“We’re freeing all of the January 6 heroes from U.S. jails and forming a special assault regiment,” said Donald Trump, wiping ketchup from his face with an American flag. “These patriots — from the Proud Boys and the KKK and even your regular uneducated angry white guys who are mad they’re not rich — will be trained at Mar-a-Lago on the latest insurgent attack techniques.”
Trump has already assigned the mission to Pete Hegseth, whose alcoholism and rage issues are a perfect fit for the aggressive nature of the unique leadership role. “I’m excited about this opportunity to make Canada and Greenland great again,” said Hegseth, popping handful of Advil. “I’ve already created a list of weapons and resources we’ll need to arm these special January 6 terrorism forces.”
Our Political Americans reporter got a copy of the list:
“We’re going to take back what rightfully belongs to America,” continued Trump, “and the Canadians and Greenlandish people are going to love it.
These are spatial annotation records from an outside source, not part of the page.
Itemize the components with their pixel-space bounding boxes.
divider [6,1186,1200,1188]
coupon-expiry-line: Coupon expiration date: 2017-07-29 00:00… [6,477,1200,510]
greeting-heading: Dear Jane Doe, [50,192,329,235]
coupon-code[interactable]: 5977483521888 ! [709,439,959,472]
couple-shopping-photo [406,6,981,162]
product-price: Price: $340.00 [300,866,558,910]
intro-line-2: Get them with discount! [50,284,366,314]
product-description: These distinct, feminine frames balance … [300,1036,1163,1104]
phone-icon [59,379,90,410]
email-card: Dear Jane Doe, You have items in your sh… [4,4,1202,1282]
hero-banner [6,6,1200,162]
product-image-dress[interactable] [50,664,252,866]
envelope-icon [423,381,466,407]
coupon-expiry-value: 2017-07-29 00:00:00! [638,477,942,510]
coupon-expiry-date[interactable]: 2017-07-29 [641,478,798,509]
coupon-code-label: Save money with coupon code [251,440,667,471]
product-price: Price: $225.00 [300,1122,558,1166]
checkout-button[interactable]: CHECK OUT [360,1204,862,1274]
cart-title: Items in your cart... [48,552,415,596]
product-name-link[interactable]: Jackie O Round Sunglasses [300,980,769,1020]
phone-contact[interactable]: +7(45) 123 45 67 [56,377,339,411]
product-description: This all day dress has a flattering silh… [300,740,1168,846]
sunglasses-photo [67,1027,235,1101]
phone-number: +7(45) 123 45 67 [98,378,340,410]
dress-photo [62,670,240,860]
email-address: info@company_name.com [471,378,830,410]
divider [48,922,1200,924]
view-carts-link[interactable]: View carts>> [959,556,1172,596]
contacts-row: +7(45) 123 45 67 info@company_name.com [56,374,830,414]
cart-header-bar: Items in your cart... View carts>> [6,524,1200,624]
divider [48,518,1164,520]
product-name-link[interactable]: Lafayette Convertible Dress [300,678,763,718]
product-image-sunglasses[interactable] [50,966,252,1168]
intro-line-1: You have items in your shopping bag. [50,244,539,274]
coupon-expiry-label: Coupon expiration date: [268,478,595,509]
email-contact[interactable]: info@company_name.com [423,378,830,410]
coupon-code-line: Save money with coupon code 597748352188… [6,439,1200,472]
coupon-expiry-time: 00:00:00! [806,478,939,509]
We’ll uplift these shithole countries with accessible McDonald’s everywhere, medical bankruptcy, wildly corrupt government, college football realignment, and mass shootings. They’re not going to believe how prosperous they’ll be.”
According to leaked records, training for the January 6 Regiment will begin with boot camp at Mar-a-Lago, where soldiers will practice bear spraying and stabbing manatees with sharpened flag poles. Each afternoon will also include 9 holes of golf with the President followed by several hours of filing papers that once belonged to the Pentagon.
Canada’s Press Secretary responded to the announcement with an official statement: Canada is a sovereign nation and we will defend ourselves by doing nothing. Only reporters in America fall for these idiotic distractions. How are those tax benefits for the American wealthy and cuts to social security and medicare going?